The number that is often cited to be fine-tuned is the ratio of the fine structure constant, \alpha_{EM} and the analogous constant for gravity, \alpha_G.
What are these constants?
In short, these numbers parameterize how strong particles interact with a particular field. i.e. \alpha_{EM} parameterize how strong a particle interacts with the electromagnetic field, while \alpha_G parameterize how strong a particle interacts with the gravitational field.
There are also analogous numbers for the strong and weak nuclear forces. Here is a list of their numerical values.
These numbers have a few important properties:
- They do not depend on the particular system under consideration (.e.g not based on the relative strength of gravitational or electromagnetic forces at some distance away from some particular particles)

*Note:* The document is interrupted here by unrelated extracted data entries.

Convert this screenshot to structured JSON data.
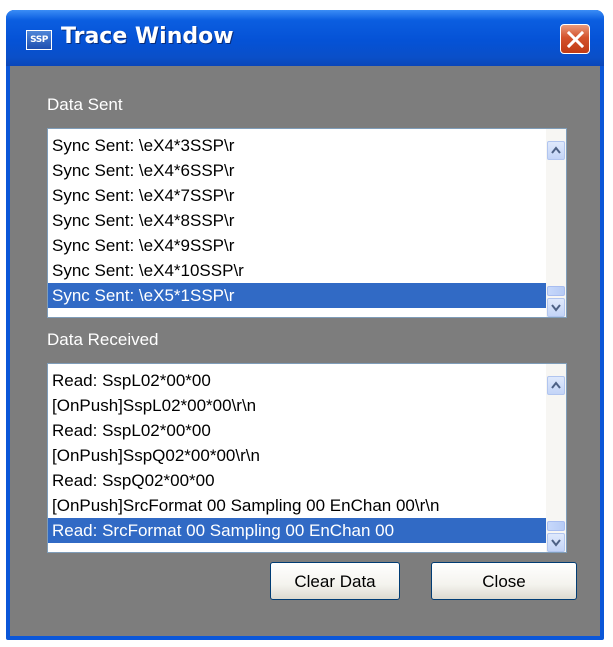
{
  "window": {
    "title": "Trace Window",
    "app_icon_text": "SSP"
  },
  "data_sent": {
    "label": "Data Sent",
    "items": [
      "Sync Sent: \\eX4*3SSP\\r",
      "Sync Sent: \\eX4*6SSP\\r",
      "Sync Sent: \\eX4*7SSP\\r",
      "Sync Sent: \\eX4*8SSP\\r",
      "Sync Sent: \\eX4*9SSP\\r",
      "Sync Sent: \\eX4*10SSP\\r",
      "Sync Sent: \\eX5*1SSP\\r"
    ],
    "selected_index": 6
  },
  "data_received": {
    "label": "Data Received",
    "items": [
      "Read: SspL02*00*00",
      "[OnPush]SspL02*00*00\\r\\n",
      "Read: SspL02*00*00",
      "[OnPush]SspQ02*00*00\\r\\n",
      "Read: SspQ02*00*00",
      "[OnPush]SrcFormat 00 Sampling 00 EnChan 00\\r\\n",
      "Read: SrcFormat 00 Sampling 00 EnChan 00"
    ],
    "selected_index": 6
  },
  "buttons": {
    "clear": "Clear Data",
    "close": "Close"
  },
  "colors": {
    "titlebar": "#0552d6",
    "client": "#7d7d7d",
    "selection": "#316ac5",
    "close_button": "#d4532c"
  },
  "icons": {
    "close": "close-icon",
    "app": "ssp-app-icon",
    "scroll_up": "chevron-up-icon",
    "scroll_down": "chevron-down-icon"
  }
}
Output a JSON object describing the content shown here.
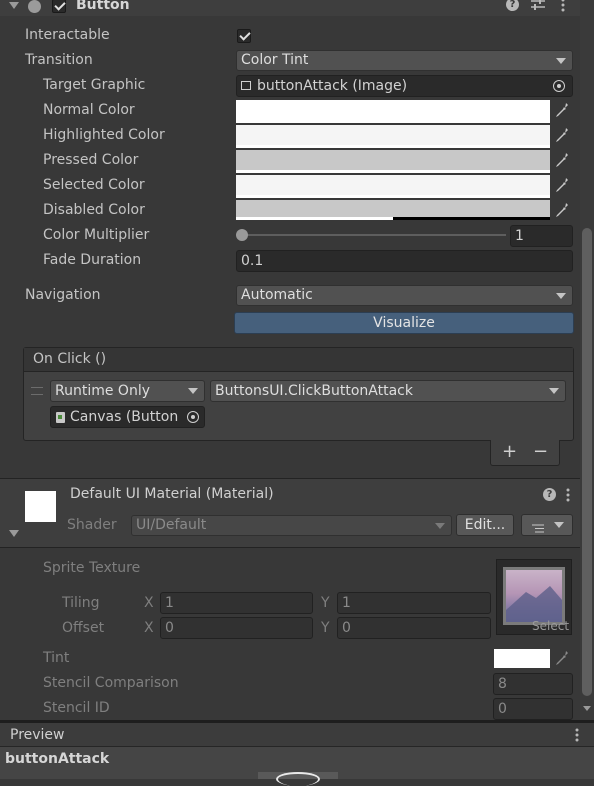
{
  "component": {
    "name": "Button"
  },
  "props": {
    "interactable_label": "Interactable",
    "transition_label": "Transition",
    "transition_value": "Color Tint",
    "target_graphic_label": "Target Graphic",
    "target_graphic_value": "buttonAttack (Image)",
    "normal_color_label": "Normal Color",
    "highlighted_color_label": "Highlighted Color",
    "pressed_color_label": "Pressed Color",
    "selected_color_label": "Selected Color",
    "disabled_color_label": "Disabled Color",
    "color_multiplier_label": "Color Multiplier",
    "color_multiplier_value": "1",
    "fade_duration_label": "Fade Duration",
    "fade_duration_value": "0.1",
    "navigation_label": "Navigation",
    "navigation_value": "Automatic",
    "visualize_label": "Visualize",
    "colors": {
      "normal": "#ffffff",
      "highlighted": "#f5f5f5",
      "pressed": "#c8c8c8",
      "selected": "#f5f5f5",
      "disabled": "#c8c8c8"
    }
  },
  "onclick": {
    "header": "On Click ()",
    "runtime_value": "Runtime Only",
    "function_value": "ButtonsUI.ClickButtonAttack",
    "object_value": "Canvas (Button",
    "add_label": "+",
    "remove_label": "−"
  },
  "material": {
    "title": "Default UI Material (Material)",
    "shader_label": "Shader",
    "shader_value": "UI/Default",
    "edit_label": "Edit...",
    "sprite_texture_label": "Sprite Texture",
    "tiling_label": "Tiling",
    "offset_label": "Offset",
    "x_label": "X",
    "y_label": "Y",
    "tiling_x": "1",
    "tiling_y": "1",
    "offset_x": "0",
    "offset_y": "0",
    "select_label": "Select",
    "tint_label": "Tint",
    "stencil_comparison_label": "Stencil Comparison",
    "stencil_comparison_value": "8",
    "stencil_id_label": "Stencil ID",
    "stencil_id_value": "0"
  },
  "preview": {
    "title": "Preview",
    "object_name": "buttonAttack"
  }
}
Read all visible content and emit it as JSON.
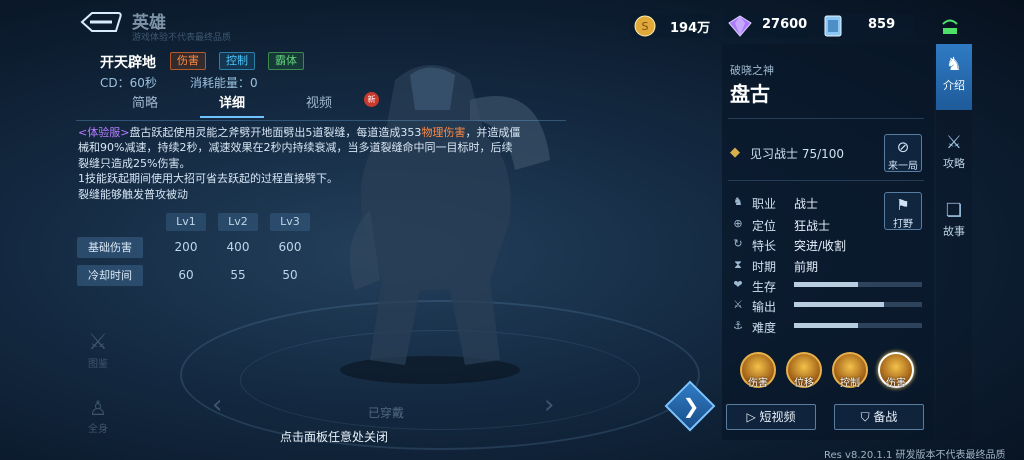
{
  "header": {
    "title": "英雄",
    "subtitle": "游戏体验不代表最终品质"
  },
  "currencies": [
    {
      "icon": "gold-coin-icon",
      "value": "194万"
    },
    {
      "icon": "diamond-icon",
      "value": "27600"
    },
    {
      "icon": "voucher-card-icon",
      "value": "859"
    }
  ],
  "skill": {
    "name": "开天辟地",
    "tags": [
      "伤害",
      "控制",
      "霸体"
    ],
    "cd": "CD：60秒",
    "energy": "消耗能量：0",
    "tabs": [
      "简略",
      "详细",
      "视频"
    ],
    "active_tab": 1,
    "new_badge": "新",
    "desc_tag": "<体验服>",
    "desc_1a": "盘古跃起使用灵能之斧劈开地面劈出5道裂缝，每道造成353",
    "desc_1b": "物理伤害",
    "desc_1c": "，并造成僵",
    "desc_2": "械和90%减速，持续2秒，减速效果在2秒内持续衰减，当多道裂缝命中同一目标时，后续",
    "desc_3": "裂缝只造成25%伤害。",
    "desc_4": "1技能跃起期间使用大招可省去跃起的过程直接劈下。",
    "desc_5": "裂缝能够触发普攻被动",
    "levels": [
      "Lv1",
      "Lv2",
      "Lv3"
    ],
    "rows": [
      {
        "label": "基础伤害",
        "values": [
          "200",
          "400",
          "600"
        ]
      },
      {
        "label": "冷却时间",
        "values": [
          "60",
          "55",
          "50"
        ]
      }
    ]
  },
  "left_side": {
    "item1": "图鉴",
    "item2": "全身"
  },
  "stage": {
    "worn": "已穿戴",
    "close_hint": "点击面板任意处关闭"
  },
  "hero": {
    "title": "破晓之神",
    "name": "盘古",
    "rank": "见习战士 75/100",
    "btn_last": "来一局",
    "btn_jungle": "打野",
    "attrs": [
      {
        "key": "职业",
        "value": "战士",
        "icon": "class-icon"
      },
      {
        "key": "定位",
        "value": "狂战士",
        "icon": "position-icon"
      },
      {
        "key": "特长",
        "value": "突进/收割",
        "icon": "specialty-icon"
      },
      {
        "key": "时期",
        "value": "前期",
        "icon": "period-icon"
      }
    ],
    "stats": [
      {
        "key": "生存",
        "value": 0.5
      },
      {
        "key": "输出",
        "value": 0.7
      },
      {
        "key": "难度",
        "value": 0.5
      }
    ],
    "badges": [
      "伤害",
      "位移",
      "控制",
      "伤害"
    ],
    "btn_video": "短视频",
    "btn_prepare": "备战"
  },
  "right_nav": [
    "介绍",
    "攻略",
    "故事"
  ],
  "res": "Res v8.20.1.1 研发版本不代表最终品质"
}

- Their values cannot be predicted by the Standard Model, and instead must be experimentally obtained
- \alpha_{EM} is much bigger than \alpha_G by a factor of ~10^{36}; this simply states that electromagnetism is much stronger than gravity
Why are they fine tuned?
The idea is that if the ratio \alpha_{EM}/\alpha_G is even a little off its current value, the Universe will be very different than our Universe. Indeed, such alternative Universe would probably not support life. See e.g. the graph in @pevaquark’s post.
Can we explain this away?
The most popular explanation is that: during inflation an extremely large number (which could be infinite) of Universes pop into existence, each with possibly different values of \alpha_{EM}/\alpha_G. Because the number of Universes is very large, even if the chances are small certainly there are some Universes with the proper value of \alpha_{EM}/\alpha_G for life to exist. Because we must exist in these Universes, it is certainly not a surprise that we live in a Universe where \alpha_{EM}/\alpha_G is such that life can exist. This is an example of an anthropic principle.
Criticisms
The most common criticism is: we have no strong evidence for the existence of these other Universes. This is a valid criticism. However, the idea is that the current understanding of cosmology is consistent with explaining away the fine-tunedness of the Universe.
Further note
We do not even know what is the probability for a Universe to have a certain value of \alpha_{EM}/\alpha_G, so in a sense, all of this argument is moot.